Qu’aurait dit alors l’oncle ingénieur ? De sa vie Henry n’avait porté des sabots ; le premier jour, il avait sauté là-dedans et il marchait comme s’il n’avait jamais mis que des sabots en ce monde. À cause de l’estomac, trop cuite, trop rouge, trop grasse, la viande d’Henry filait au mur. Ici on mangea ce que l’on mange dans une baraque ; on cuisina du lard, on fit bouillir du chou. Henry disait :

— J’adore ce gras… je vais me bourrer de ce chou.

Voilà ce qui arrive quand on revient à la nature. Seulement, il faut la vraie nature. Il avait habité à Forest. Mais si près de Bruxelles, Forest c’est la campagne comme tout le monde.
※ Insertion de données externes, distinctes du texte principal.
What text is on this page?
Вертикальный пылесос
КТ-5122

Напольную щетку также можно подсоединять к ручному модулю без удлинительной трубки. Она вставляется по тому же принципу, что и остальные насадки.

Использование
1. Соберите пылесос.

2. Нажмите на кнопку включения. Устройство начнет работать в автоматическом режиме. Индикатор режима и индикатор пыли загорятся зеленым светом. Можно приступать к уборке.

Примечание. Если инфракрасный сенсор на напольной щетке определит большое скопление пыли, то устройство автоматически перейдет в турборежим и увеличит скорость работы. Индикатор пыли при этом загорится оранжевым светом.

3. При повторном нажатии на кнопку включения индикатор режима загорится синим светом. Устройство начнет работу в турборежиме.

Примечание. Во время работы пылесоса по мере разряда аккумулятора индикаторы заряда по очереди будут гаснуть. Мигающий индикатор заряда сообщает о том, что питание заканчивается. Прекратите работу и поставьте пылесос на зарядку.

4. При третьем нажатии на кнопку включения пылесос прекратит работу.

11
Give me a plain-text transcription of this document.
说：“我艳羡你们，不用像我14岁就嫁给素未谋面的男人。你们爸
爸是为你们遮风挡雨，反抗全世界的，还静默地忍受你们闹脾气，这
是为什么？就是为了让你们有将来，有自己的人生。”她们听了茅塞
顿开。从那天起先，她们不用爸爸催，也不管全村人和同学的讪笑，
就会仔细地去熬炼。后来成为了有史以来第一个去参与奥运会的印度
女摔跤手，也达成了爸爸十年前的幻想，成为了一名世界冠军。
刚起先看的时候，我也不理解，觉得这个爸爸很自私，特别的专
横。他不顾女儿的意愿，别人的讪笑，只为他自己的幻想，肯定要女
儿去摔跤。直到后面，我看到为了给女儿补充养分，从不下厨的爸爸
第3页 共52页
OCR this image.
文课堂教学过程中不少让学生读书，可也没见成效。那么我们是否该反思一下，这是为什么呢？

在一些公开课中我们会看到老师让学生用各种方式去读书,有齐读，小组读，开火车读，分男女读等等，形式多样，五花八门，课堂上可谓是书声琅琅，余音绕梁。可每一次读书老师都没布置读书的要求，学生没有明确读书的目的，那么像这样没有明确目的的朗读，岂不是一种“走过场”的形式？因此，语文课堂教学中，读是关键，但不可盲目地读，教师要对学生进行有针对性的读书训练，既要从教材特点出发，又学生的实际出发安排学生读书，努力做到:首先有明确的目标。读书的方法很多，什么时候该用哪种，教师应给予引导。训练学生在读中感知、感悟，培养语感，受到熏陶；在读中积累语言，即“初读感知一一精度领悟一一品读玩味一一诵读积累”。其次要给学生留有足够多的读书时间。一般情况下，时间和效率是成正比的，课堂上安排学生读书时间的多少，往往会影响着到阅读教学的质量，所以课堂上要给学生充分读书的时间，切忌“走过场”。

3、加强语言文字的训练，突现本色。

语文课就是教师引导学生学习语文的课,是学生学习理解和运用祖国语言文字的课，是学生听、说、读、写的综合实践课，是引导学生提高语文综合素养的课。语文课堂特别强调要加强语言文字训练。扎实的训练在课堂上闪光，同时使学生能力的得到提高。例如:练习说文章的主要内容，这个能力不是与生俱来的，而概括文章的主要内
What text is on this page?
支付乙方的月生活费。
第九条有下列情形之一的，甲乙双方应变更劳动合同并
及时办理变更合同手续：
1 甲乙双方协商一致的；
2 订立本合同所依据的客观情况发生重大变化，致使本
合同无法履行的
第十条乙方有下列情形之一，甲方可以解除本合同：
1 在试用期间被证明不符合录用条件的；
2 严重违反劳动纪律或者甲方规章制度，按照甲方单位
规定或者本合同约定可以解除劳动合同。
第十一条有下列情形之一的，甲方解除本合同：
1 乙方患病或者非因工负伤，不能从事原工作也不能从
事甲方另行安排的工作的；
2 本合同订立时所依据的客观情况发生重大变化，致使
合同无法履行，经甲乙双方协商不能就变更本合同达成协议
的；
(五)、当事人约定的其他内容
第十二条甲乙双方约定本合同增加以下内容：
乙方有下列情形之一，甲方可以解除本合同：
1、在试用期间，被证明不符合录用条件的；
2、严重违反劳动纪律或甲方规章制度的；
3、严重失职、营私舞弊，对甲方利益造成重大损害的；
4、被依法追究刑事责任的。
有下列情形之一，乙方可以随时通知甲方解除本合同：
On a des camarades qui logent à Forest, on a des voisins, il y a des pianistes, on y rencontre des corbillards, on y voit avec son buste la sépulture d’un Monsieur qui s’appelle M. Chaudecuve. Dites ? Est-ce la nature quand on a constamment sous le nez la gueule en marbre d’un Monsieur Chaudecuve ?

Ici : Frantz, ou Guido, ou Johanna, tels étaient les noms des gens. Ils vous parlaient dans une autre langue ; le vent même vous parlait dans une autre langue. Et puis, tenez : en ville, on a besoin d’eau, on ouvre un robinet et l’eau coule. Ici, on allait au fossé ou bien au puits ; on se servait d’un seau au bout d’une perche, et cette eau n’était pas bête, elle goûtait un peu la rouille ; il y nageait des brins de mousse.